/idsegan

Primary LanguagePython

Improving GANs for Speech Enhancement

Introduction

This is the repository of the DSEGAN, ISEGAN, (and the baseline SEGAN) in our original paper:

H. Phan, I. V. McLoughlin, L. Pham, O. Y. Chén, P. Koch, M. De Vos, and A. Mertins, "Improving GANs for Speech Enhancement," IEEE Signal Processing Letters, 2020. (accepted)

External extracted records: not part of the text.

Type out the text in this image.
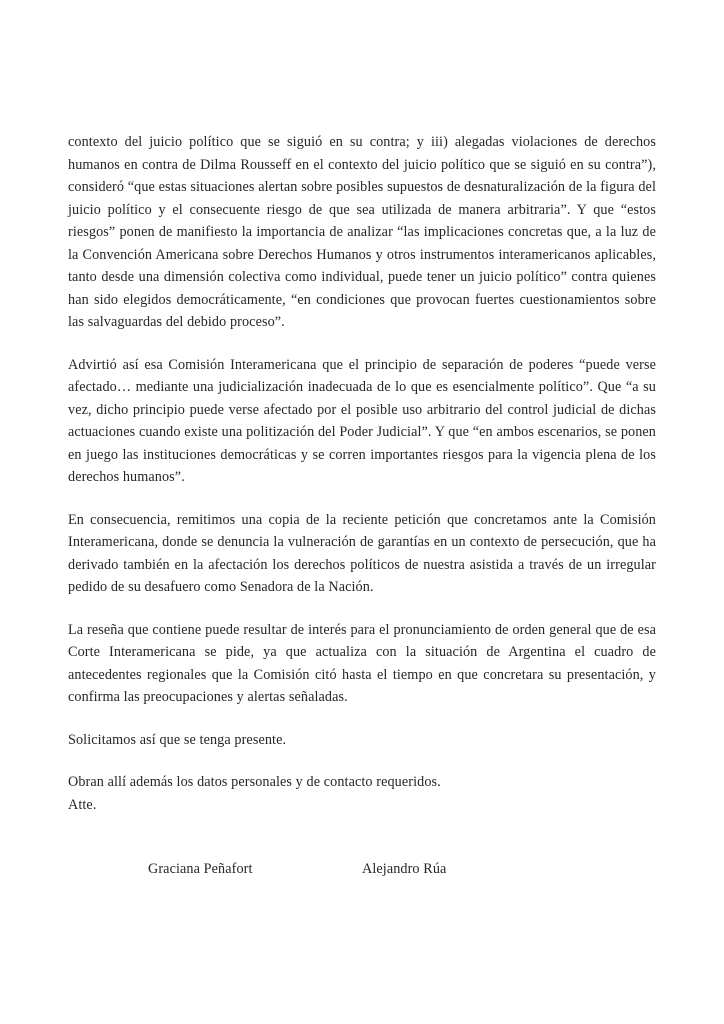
contexto del juicio político que se siguió en su contra; y iii) alegadas violaciones de derechos humanos en contra de Dilma Rousseff en el contexto del juicio político que se siguió en su contra”), consideró “que estas situaciones alertan sobre posibles supuestos de desnaturalización de la figura del juicio político y el consecuente riesgo de que sea utilizada de manera arbitraria”. Y que “estos riesgos” ponen de manifiesto la importancia de analizar “las implicaciones concretas que, a la luz de la Convención Americana sobre Derechos Humanos y otros instrumentos interamericanos aplicables, tanto desde una dimensión colectiva como individual, puede tener un juicio político” contra quienes han sido elegidos democráticamente, “en condiciones que provocan fuertes cuestionamientos sobre las salvaguardas del debido proceso”.

Advirtió así esa Comisión Interamericana que el principio de separación de poderes “puede verse afectado… mediante una judicialización inadecuada de lo que es esencialmente político”. Que “a su vez, dicho principio puede verse afectado por el posible uso arbitrario del control judicial de dichas actuaciones cuando existe una politización del Poder Judicial”. Y que “en ambos escenarios, se ponen en juego las instituciones democráticas y se corren importantes riesgos para la vigencia plena de los derechos humanos”.

En consecuencia, remitimos una copia de la reciente petición que concretamos ante la Comisión Interamericana, donde se denuncia la vulneración de garantías en un contexto de persecución, que ha derivado también en la afectación los derechos políticos de nuestra asistida a través de un irregular pedido de su desafuero como Senadora de la Nación.

La reseña que contiene puede resultar de interés para el pronunciamiento de orden general que de esa Corte Interamericana se pide, ya que actualiza con la situación de Argentina el cuadro de antecedentes regionales que la Comisión citó hasta el tiempo en que concretara su presentación, y confirma las preocupaciones y alertas señaladas.

Solicitamos así que se tenga presente.

Obran allí además los datos personales y de contacto requeridos.

Atte.

Graciana Peñafort	Alejandro Rúa
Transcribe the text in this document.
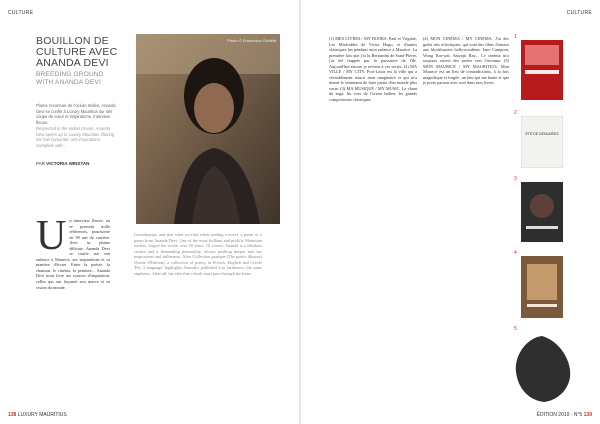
CULTURE
BOUILLON DE CULTURE AVEC ANANDA DEVI
BREEDING GROUND WITH ANANDA DEVI
Plume reconnue de l'océan Indien, Ananda Devi se confie à Luxury Mauritius sur ses coups de cœur et inspirations. Interview fleuve.
Respected in the Indian Ocean, Ananda Devi opens up to Luxury Mauritius sharing her fuel favourites and inspirations. Complete with...
PAR VICTORIA WINSTAN
Photo © Francesca Giulietti
U n interview fleuve, où se pressent mille références, poursuivie en 90 ans de carrière. Avec sa plume délicate, Ananda Devi se confie sur son enfance à Maurice, ses inspirations et sa manière d'écrire. Entre la poésie, la chanson, le cinéma, la peinture... Ananda Devi nous livre ses sources d'inspiration, celles qui ont façonné son œuvre et sa vision du monde.
Goosebumps, and that what we find when reading a novel, a poem or a poem from Ananda Devi. One of the most brilliant and prolific Mauritian writers, forged her words over 30 years. Of course, Ananda is a fabulous creator and a demanding personality, always pushing deeper into her inspirations and influences. After Collection partique (The poetic illusion) (Sortie d'Edition), a collection of poetry in French, English and Creole 'Pey 3 language' highlights Ananda's published Les Jardiniers, the same emphasis. After all, her idea that a book must pass through the heart.
138 LUXURY MAURITIUS
CULTURE
(1) MES LIVRES / MY BOOKS. Paul et Virginie, Les Misérables de Victor Hugo, et d'autres classiques lus pendant mon enfance à Maurice. La première fois que j'ai lu Bernardin de Saint-Pierre, j'ai été frappée par la puissance de l'île. Aujourd'hui encore je reviens à ces textes. (2) MA VILLE / MY CITY. Port-Louis est la ville qui a véritablement nourri mon imaginaire et qui m'a donné le sentiment de faire partie d'un monde plus vaste. (3) MA MUSIQUE / MY MUSIC. Le chant du sega, les voix de l'océan Indien, les grands compositeurs classiques.
(4) MON CINÉMA / MY CINEMA. J'ai des goûts très éclectiques, qui vont des films d'auteur aux blockbusters hollywoodiens. Jane Campion, Wong Kar-wai, Satyajit Ray... Le cinéma m'a toujours ouvert des portes vers l'inconnu. (5) MON MAURICE / MY MAURITIUS. Mon Maurice est un lieu de contradictions, à la fois magnifique et fragile, un lieu qui me hante et que je porte partout avec moi dans mes livres.
ÉDITION 2019 · N°5 139
1
2
ÉTÉ DE DENUDÉES
3
4
5
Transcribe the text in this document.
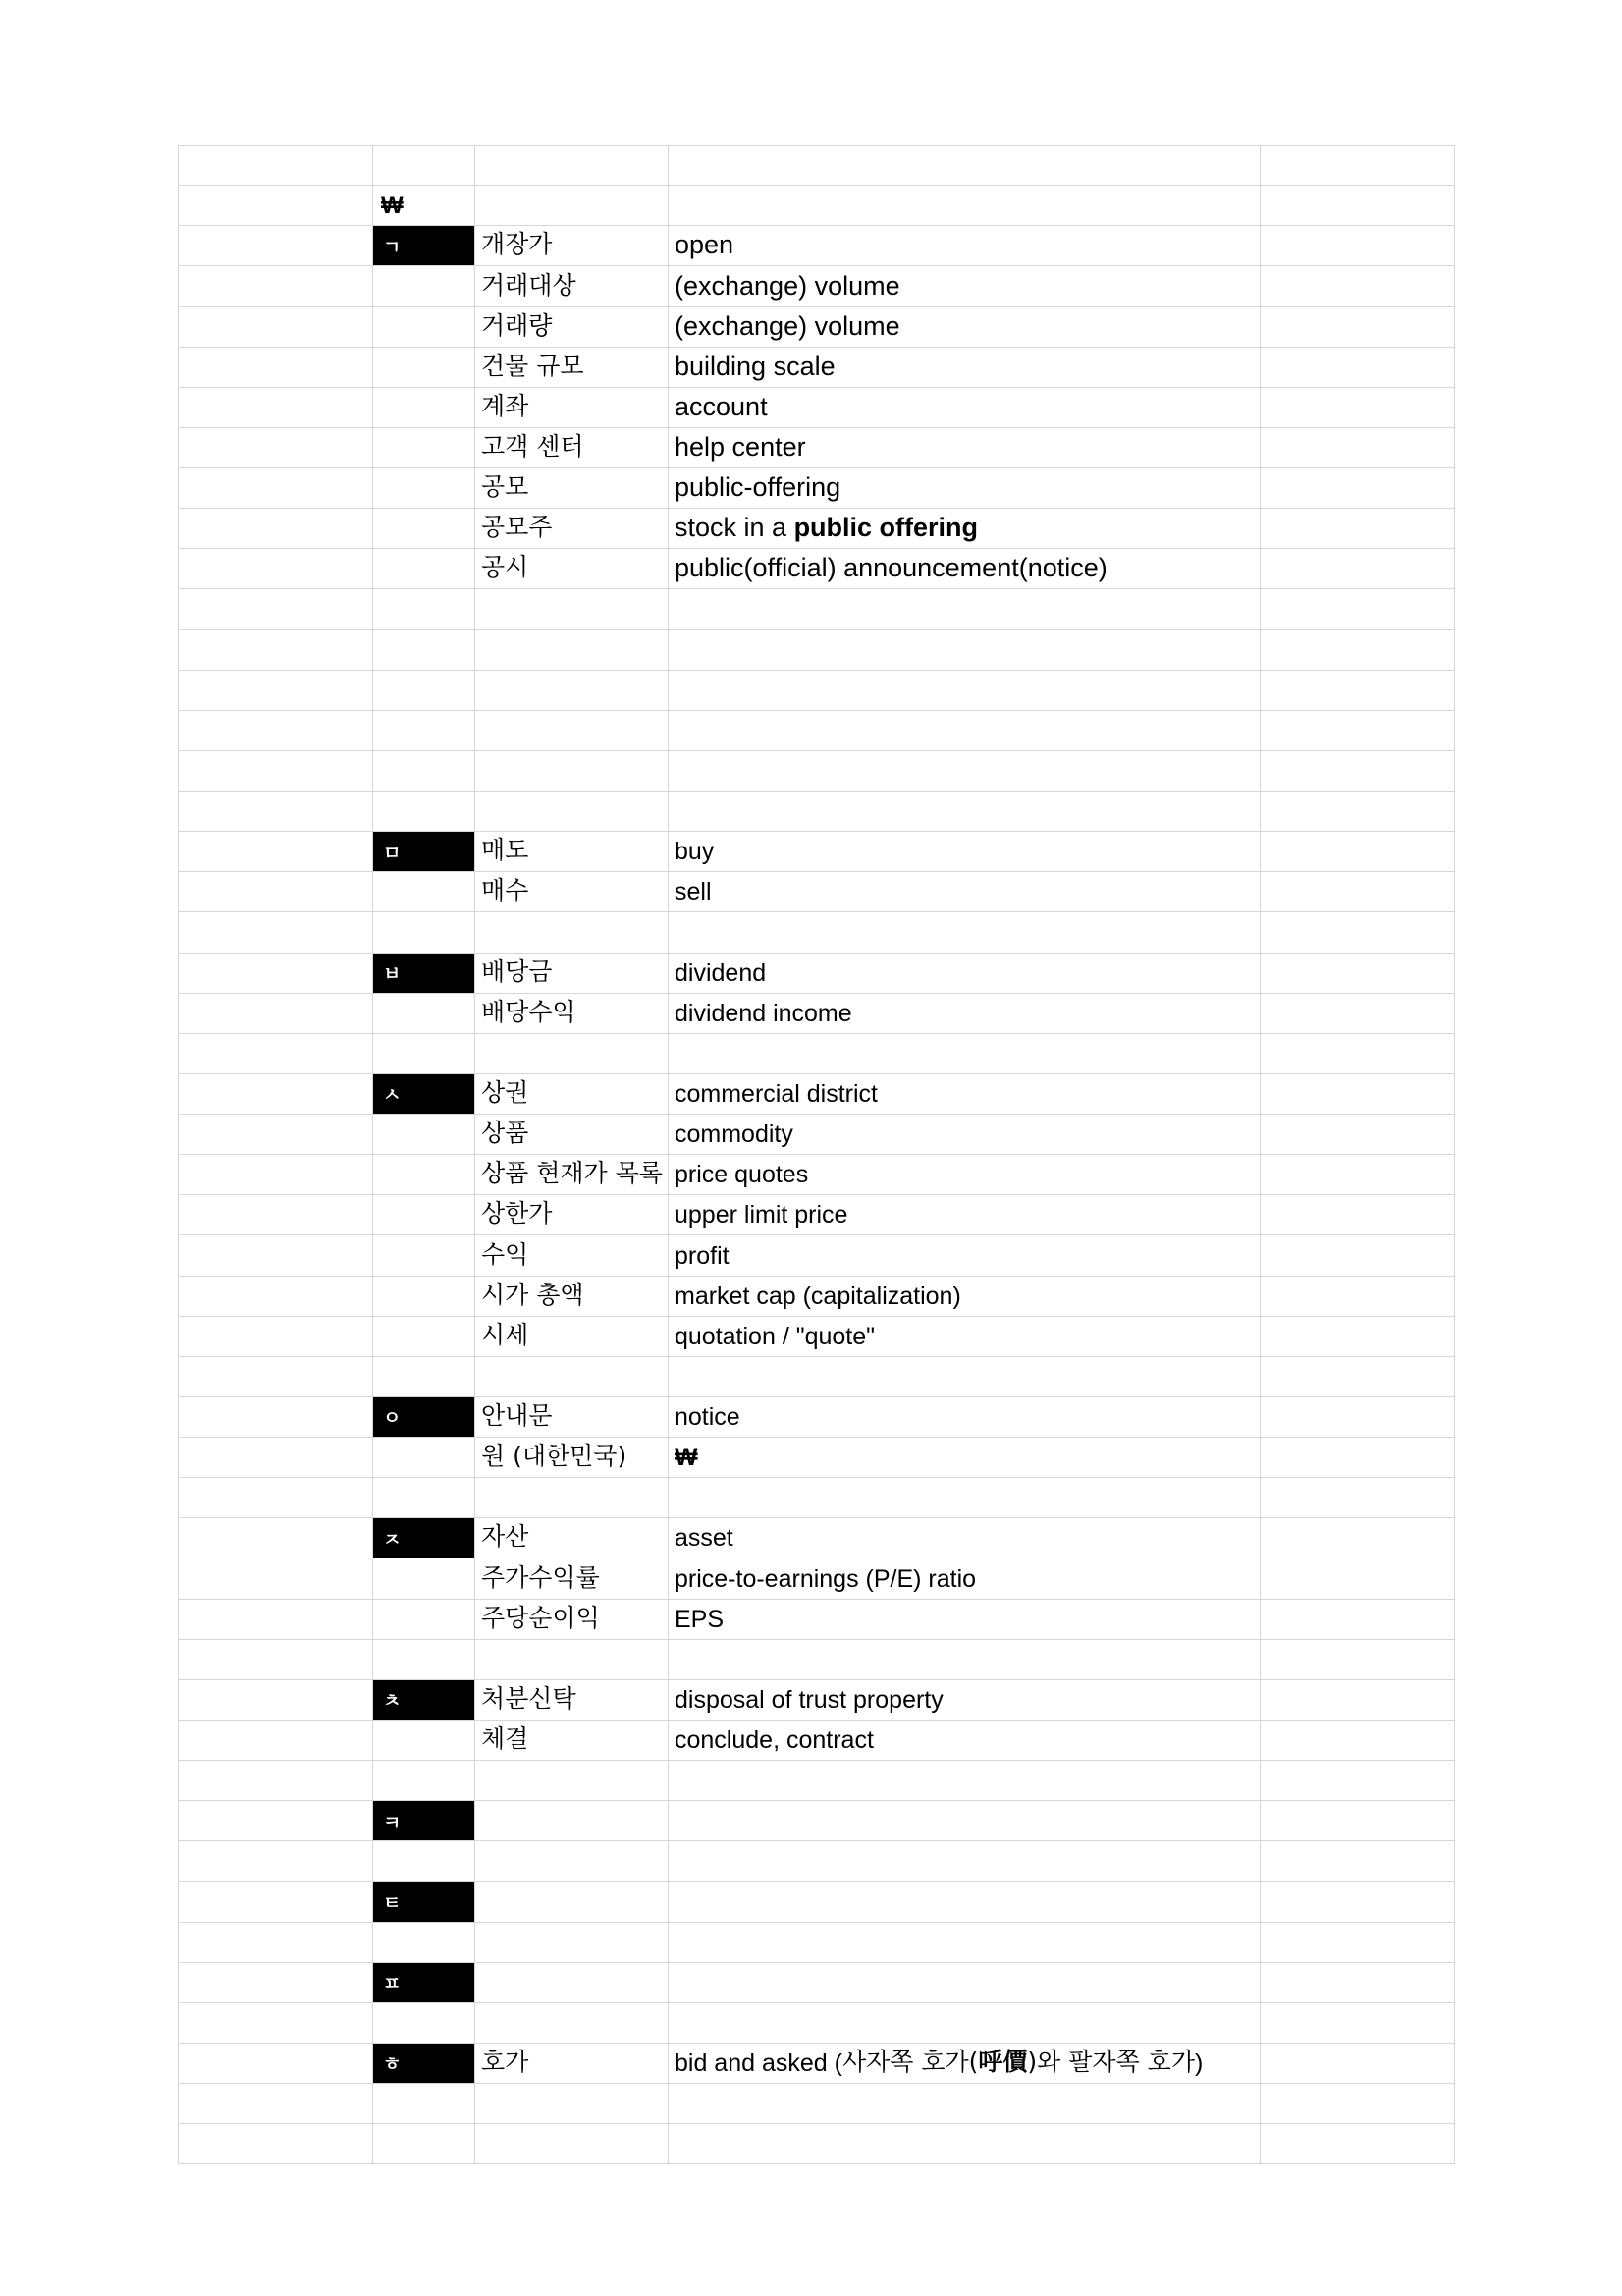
₩
ㄱ	개장가	open
거래대상	(exchange) volume
거래량	(exchange) volume
건물 규모	building scale
계좌	account
고객 센터	help center
공모	public-offering
공모주	stock in a public offering
공시	public(official) announcement(notice)
ㅁ	매도	buy
매수	sell
ㅂ	배당금	dividend
배당수익	dividend income
ㅅ	상권	commercial district
상품	commodity
상품 현재가 목록 price quotes
상한가	upper limit price
수익	profit
시가 총액	market cap (capitalization)
시세	quotation / "quote"
ㅇ	안내문	notice
원 (대한민국) ₩
ㅈ	자산	asset
주가수익률	price-to-earnings (P/E) ratio
주당순이익	EPS
ㅊ	처분신탁	disposal of trust property
체결	conclude, contract
ㅋ
ㅌ
ㅍ
ㅎ	호가	bid and asked ( 사자쪽 호가( 呼價 )와 팔자쪽 호가 )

ISEGAN (Iterated SEGAN) and DSEGAN (Deep SEGAN) were built upon the SEGAN proposed by Pascual et al. and SEGAN repository from santi-pdp. Different from SEGAN with a single generator, ISEGAN and DSEGAN have multiple generators which are chained to perform multi-stage enhancement mapping:

idsegan.png

The enhacement result of one generator is supposed to be further enhanced/corrected by the next generator in the chain. DSEGAN's generators are independent while ISEGAN's generators share parameters. Similar to SEGAN, the generators are based on fully convolutional architecture and receive raw speech waveforms to accomplish speech enhancement:

generator

The project is developed with TensorFlow.

Dependencies

  • tensorflow_gpu 1.9
  • numpy==1.1.3
  • scipy==1.0.0

Data

The speech enhancement dataset used in the work can be found in Edinburgh DataShare. The following script downloads and prepares the data for TensorFlow format:

./download_audio.sh
./create_training_tfrecord.sh

Or alternatively download the dataset, convert the wav files to 16kHz sampling and set the noisy and clean training files paths in the config file e2e_maker.cfg in cfg/. Then run the script:

python make_tfrecords.py --force-gen --cfg cfg/e2e_maker.cfg

Training

Once you have the TFRecords file created in data/segan.tfrecords you can simply run one of the following scripts.

# ISEGAN: run inside isegan directory
./run_isegan.sh
# DSEGAN: run inside dsegan directory
./run_dsegan.sh
# SEGAN baseline: run inside segan directory
./run_segan.sh

Each script consists of commands for training and testing with 5 different checkpoints of the trained model on the test audio files with. You can modify the bash script to customize parameters (e.g. which GPUs to use) and what you want to run.

Enhancement results on two different test files:

results.png

Enhanced Wav Files

For comparison purpose, enhanced wave files of DSEGAN with depth of 2 are available at this here

Reference

@article{phan2019idsegan,
  title={Improving GANs for Speech Enhancement},
  author={Huy Phan, Ian V. McLoughlin, Lam Pham, Oliver Y. Ch\'en, Philipp Koch, Maarten De Vos, and Alfred Mertins},
  journal={arXiv preprint arXiv:2001.05532},
  year={2020}
}

Contact

e-mail: h.phan@qmul.ac.uk

Further things to add

  • When I have some time, I will try to improve comments on the source code.
  • The pretrained models will be uploaded separately.
  • Some audio examples will be added for demonstration.

Notes

  • If using this code, parts of it, or developments from it, please cite the above reference.
  • We do not provide any support or assistance for the supplied code nor we offer any other compilation/variant of it.
  • We assume no responsibility regarding the provided code.